La presidenta Boularte no logra
frenar la crisis y el Congreso peruano tampoco. Los proyectos que proponen
adelantar las elecciones no logran ser aprobados y es por eso que la violencia
no decae. La mandataria se recostó sobre la derecha peruana y sobre el
establishment limeño. Pero todo el Interior está sublevado y los manifestantes
no cesan de arribar a la capital para expresar su descontento.

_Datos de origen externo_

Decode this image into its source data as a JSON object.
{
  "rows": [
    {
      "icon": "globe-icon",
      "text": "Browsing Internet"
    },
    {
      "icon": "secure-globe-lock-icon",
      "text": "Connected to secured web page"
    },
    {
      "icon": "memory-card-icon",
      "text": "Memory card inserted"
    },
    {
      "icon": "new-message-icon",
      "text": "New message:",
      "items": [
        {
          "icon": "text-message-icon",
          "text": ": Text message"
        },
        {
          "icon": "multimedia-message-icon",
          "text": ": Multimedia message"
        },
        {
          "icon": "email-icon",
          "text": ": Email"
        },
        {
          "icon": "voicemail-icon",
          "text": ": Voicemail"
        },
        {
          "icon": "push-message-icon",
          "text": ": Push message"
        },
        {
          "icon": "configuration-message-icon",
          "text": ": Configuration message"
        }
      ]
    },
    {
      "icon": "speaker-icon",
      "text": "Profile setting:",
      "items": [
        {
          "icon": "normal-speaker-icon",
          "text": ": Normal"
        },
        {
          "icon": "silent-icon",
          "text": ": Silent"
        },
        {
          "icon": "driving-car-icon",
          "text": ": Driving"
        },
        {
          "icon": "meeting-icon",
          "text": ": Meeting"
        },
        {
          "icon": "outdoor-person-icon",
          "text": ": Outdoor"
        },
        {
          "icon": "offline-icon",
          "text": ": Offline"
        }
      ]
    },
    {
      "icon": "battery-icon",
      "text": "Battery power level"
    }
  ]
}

Hasta ahora la única respuesta
del gobierno es una violenta represión que incluye asesinatos por la espalda y
fusilamientos de detenidos. Pese a esto la violencia no decrece y el pueblo
sigue sin aceptar la burla a la voluntad popular que significó el golpe de
estado surgido desde el parlamento.
Lejos de cualquier acuerdo, el
horizonte luce negro y la salida no se percibe. Mientras tanto, los cadáveres
se acumulan y los pueblos sufren.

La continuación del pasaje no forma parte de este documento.